I grunted playfully.
“Your timing is impeccable, though,” Maya said with a silly grin.
“What? Why?”
“My mother wants to have you over for dinner.”
I didn’t respond right away, feeling guilty that I had zero intention of introducing her to my family, aside from Fiona. Not now, at least. Maybe in five years. Or ten. Twenty. If Maya wasn’t poor and of mixed race, would I feel so weird about it? I squashed the thought.
“Of course, I told her you were too busy.” The unease in her eyes made me feel ten times worse.
I slapped her arm. “Why’d you say that? I’m not too busy, and I would love to meet your mom.” I plastered on a fake smile to mask my shame.
“Are you sure?” Maya’s face softened.
I gave her my
duh
look. “Tell me when,” I said, before taking another bite of crepe.
“S-Sunday after midterms,” she stammered.
“Sounds great!” I was overdoing it, but couldn’t stop myself. “What can I bring?”
I hated that I was putting on a show. Normally, I could fake it with the best of them, but this was Maya—the girl I was falling for.
“Trust me, you won’t need to bring anything. Mom is a tour de force in the kitchen. She’ll have enough to feed all of Texas, and then some.”
“Does she like roses? Wine? I can’t show up empty-handed.”
“African violets are her fave, but seriously, you don’t have to bring anything. She’s not the type to expect anything from anyone.”
What would her mother think of me? Even Maya thought I was spoiled.
“Will that be kinda…? Will she like it if I got her an African…?” I didn’t know how to ask whether that would be construed as racist. Was it like giving a Chinese person a Chinese teapot as a birthday gift?
Maya’s eyes twinkled with merriment. “Are you asking me whether it would be racist to bring my mom African violets?”
“Yes,” I whispered, lowering my head, worried someone might overhear.
“You know I’m not just black, right? I’m a regular Heinz 57: African, Hispanic, white, and God knows what else.” She looked at her hand. “Of course, many only see the pigment of my skin.”
“I don’t—”
“You never noticed. Not even after our first night. I noticed your freckled skin.” Her grin split her face in half.
“That’s not what I meant. I meant I see you as you are.”
Her eyes clouded over, but then she forced a snippet of a smile. “Sometimes you overthink things.”
Confused by the flicker of fear in her eyes I wanted to move to safer ground. “You write too much.” I lamely gestured to her notebooks.
She laughed it off, and I crossed my arms, annoyed.
Maya reached over and uncrossed my arms. “Did you know African violets are linked to motherhood in many cultures?

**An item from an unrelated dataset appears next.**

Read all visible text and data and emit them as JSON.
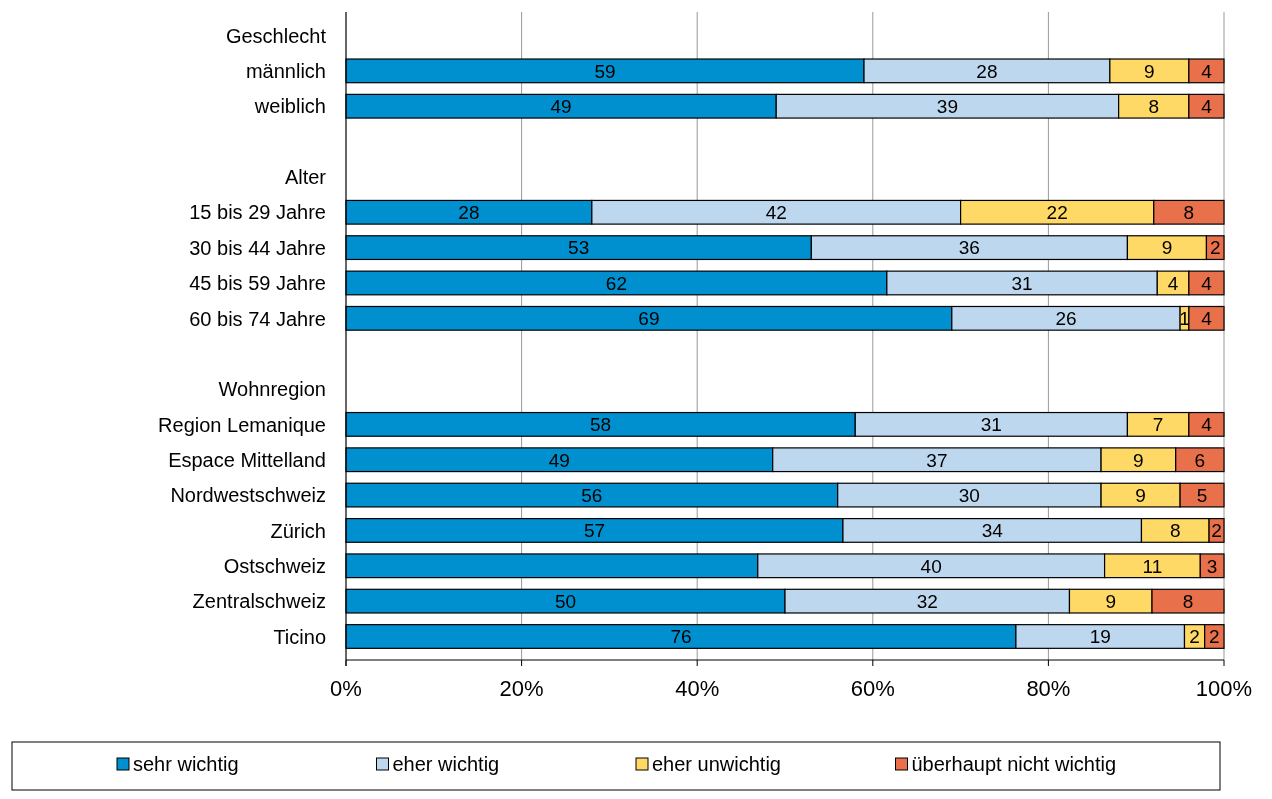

When I was seven, I learned that tidbit and bought Mom her first one for Mother’s Day. She’s been hooked ever since. Being a mom is her proudest achievement.”
“You’re lucky.” The words slipped out, and I think Maya sensed I hadn’t meant to say them aloud. “My mom barely knows I’m alive. I have more contact with her staff.”

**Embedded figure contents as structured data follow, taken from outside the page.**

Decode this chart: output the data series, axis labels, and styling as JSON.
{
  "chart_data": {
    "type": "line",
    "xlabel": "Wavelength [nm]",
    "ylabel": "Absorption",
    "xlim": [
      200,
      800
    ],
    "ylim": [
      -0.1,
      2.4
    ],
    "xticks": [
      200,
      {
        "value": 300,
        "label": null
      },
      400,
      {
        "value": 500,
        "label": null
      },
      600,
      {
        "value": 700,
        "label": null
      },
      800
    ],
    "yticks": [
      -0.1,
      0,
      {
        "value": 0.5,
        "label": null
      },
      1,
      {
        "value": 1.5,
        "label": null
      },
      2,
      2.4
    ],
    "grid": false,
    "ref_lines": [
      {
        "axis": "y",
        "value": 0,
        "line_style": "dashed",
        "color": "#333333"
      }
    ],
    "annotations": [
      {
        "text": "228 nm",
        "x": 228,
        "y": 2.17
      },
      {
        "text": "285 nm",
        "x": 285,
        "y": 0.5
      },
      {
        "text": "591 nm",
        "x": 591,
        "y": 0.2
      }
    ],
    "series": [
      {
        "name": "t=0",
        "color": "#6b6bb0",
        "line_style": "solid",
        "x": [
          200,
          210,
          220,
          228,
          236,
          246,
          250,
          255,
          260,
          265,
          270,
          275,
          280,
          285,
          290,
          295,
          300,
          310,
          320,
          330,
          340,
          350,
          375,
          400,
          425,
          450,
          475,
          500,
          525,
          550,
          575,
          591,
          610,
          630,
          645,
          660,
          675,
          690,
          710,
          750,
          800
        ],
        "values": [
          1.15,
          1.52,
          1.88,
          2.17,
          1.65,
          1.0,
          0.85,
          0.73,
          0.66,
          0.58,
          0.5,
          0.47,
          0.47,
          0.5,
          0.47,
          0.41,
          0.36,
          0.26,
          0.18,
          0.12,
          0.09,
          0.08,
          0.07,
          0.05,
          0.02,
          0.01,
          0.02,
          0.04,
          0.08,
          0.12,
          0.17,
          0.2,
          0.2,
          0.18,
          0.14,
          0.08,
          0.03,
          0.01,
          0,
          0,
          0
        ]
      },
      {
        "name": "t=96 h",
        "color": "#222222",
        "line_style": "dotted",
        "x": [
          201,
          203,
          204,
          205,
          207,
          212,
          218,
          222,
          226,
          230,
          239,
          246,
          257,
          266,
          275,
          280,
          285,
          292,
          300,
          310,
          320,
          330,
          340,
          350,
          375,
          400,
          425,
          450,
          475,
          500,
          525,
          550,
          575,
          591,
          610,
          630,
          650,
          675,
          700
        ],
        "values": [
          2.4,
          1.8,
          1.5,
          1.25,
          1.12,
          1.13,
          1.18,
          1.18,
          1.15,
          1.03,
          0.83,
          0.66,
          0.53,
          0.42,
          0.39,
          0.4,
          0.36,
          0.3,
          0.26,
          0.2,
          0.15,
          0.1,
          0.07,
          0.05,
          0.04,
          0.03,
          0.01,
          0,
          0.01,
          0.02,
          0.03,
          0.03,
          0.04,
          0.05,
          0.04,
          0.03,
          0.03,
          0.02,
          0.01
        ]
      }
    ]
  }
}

“What was it like, your childhood?” She stirred a spoon in her coffee.
“Hot and cold. Sometimes I mattered. Most of the time, Mother’s career took center stage. Everyone in the family is a political pawn. We have roles to play, and if we break the rules…”
She licked the spoon. “Like dating someone from Mattapan.”
I wanted to defend my family, but I didn’t want to lie, not outright. “They know I’m seeing someone. It isn’t that. Ham, my brother, is engaged to a Chinese–American.”
Maya rolled her eyes.
“I didn’t mean it like that. I just… They expect big things from me, and well, my past dating experiences—experience—ended in disaster.”